Hi-P / Technology: based on indications from several supply chain vendors, Apple over the past 2 wks, cut back 4Q iPad orders by 25%, the first such cut known to the Street.
Reduced orders from Apple to iPad suppliers could reflect both weakening demand in Europe due to economic conditions there as well as a strategy by Apple to operate with reduced inventory. RBS notes, “It’s back to reality. Now it seems even for Apple, due to the market situation, we need to be conservative.” This means, other tech products could face an even tougher time.
For a vendor such as Hon Hai, the cut could mean a drop to 13m units in 4Q from 17m units in 3Q, according to JPM estimates.

DBSV reiterates view for “more downside ahead" for the tech sector, urges investors to stay out bcs earnings risks and higher than market valuations will prompt further de-rating on the sector.
The house has downgraded Apple component supplier, Hi-P (15-20% of sales from Apple) to Fully Valued.
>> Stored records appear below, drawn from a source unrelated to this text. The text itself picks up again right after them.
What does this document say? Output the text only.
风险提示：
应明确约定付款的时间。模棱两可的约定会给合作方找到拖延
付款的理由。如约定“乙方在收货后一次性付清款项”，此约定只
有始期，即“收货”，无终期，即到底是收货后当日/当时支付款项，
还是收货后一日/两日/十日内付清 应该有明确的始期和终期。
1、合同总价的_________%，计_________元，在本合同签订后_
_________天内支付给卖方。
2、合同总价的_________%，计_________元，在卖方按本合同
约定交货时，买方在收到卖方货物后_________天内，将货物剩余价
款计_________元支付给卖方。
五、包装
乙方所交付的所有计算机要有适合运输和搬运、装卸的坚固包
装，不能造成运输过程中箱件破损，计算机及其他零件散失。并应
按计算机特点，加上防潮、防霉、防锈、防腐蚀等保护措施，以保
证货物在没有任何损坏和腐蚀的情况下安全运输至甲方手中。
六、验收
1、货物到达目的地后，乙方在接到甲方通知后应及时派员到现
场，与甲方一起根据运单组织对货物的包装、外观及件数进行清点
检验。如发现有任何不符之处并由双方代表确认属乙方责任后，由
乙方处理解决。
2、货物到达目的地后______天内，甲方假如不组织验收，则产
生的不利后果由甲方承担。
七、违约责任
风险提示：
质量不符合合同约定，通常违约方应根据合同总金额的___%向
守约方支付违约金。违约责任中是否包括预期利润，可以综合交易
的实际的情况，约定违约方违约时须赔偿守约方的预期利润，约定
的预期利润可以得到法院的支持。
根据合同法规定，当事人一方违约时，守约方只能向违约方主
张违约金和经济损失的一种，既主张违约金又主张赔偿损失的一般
Believes the stock will remain plagued by sluggish RIM sales and now, lowered iPad shipments.

While near term sentiment may be weak for Hi-P, value hunters may want to keep this counter on the watchlist. After the 46% ytd decline, Hi-P valuations now appear more reasonable at 4.9x P/E, 0.8x P/B, and 6.5% yield. At the trough in 2008, Hi-P traded to a low of 0.44x P/B.